Chip Ganassi Racing was winless in 2018 and so far in 2019 has not yet broken that streak. But it’s hard to count either Larson or Busch out anywhere, particularly Busch. Look for one to make the playoffs on wins, but for both to be in the top 16 when the title run starts. And don’t be surprised if one of them, particularly Busch, is still in it at Homestead.
Hendrick Motorsports right now looks like a two and two split for the playoffs. Expect Chase Elliott to win his way in and Jimmie Johnson to get in on points, though he’s looking more and more capable of winning with every passing week. Alex Bowman and William Byron need to grow a bit more before they’re seen as contenders this early in the season and that’s fine. They have a lot of learning to do, but they have plenty of time to do it and put HMS in an even better position in the years to come.
Richard Childress Racing should be able to put Austin Dillon in the playoffs on points. He’s shown some improvement this year. A win is another animal. Daniel Hemric is a rookie and shouldn’t be expected to make a playoff run this year. Too much pressure on an inexperienced driver to make the postseason or win his first year out won’t do him any favors, and RCR hasn’t shown they can contend for a title recently. Getting Dillon in and making the second round would be a good season for the team by any measure.
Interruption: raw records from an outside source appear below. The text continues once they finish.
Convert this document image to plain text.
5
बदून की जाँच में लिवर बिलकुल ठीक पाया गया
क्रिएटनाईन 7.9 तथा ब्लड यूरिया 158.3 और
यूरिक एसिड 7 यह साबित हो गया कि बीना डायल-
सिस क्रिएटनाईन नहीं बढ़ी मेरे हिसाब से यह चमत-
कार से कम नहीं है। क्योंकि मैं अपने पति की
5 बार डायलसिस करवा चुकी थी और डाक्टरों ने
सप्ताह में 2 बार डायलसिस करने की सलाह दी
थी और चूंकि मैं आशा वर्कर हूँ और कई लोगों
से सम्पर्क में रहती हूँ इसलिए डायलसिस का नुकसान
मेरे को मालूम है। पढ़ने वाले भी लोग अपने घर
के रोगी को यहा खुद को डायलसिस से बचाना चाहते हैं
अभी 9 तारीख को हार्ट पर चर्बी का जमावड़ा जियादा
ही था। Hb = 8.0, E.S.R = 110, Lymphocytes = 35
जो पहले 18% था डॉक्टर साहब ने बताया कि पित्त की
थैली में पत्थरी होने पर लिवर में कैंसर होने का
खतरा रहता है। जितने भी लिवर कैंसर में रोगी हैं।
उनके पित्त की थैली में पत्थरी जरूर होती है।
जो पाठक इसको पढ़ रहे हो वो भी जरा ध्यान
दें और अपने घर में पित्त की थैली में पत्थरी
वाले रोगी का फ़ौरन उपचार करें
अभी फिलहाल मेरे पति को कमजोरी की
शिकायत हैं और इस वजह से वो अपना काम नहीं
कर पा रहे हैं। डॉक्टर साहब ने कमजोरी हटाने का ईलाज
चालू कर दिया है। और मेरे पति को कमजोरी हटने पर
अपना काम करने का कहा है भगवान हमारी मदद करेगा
Roush Fenway Racing has shown signs of life since bringing Ryan Newman on board this year, and he’s consistent enough to squeeze in on points. Ricky Stenhouse Jr. doesn’t have that consistency on his side, but he’s shown enough prowess at Talladega and Daytona that he could sneak a win in at either one and make the postseason that way. Like RCR, RFR should be well satisfied this year if it can put at least one driver in the playoffs and make it past the first round, or at least look like it belongs in the first three races.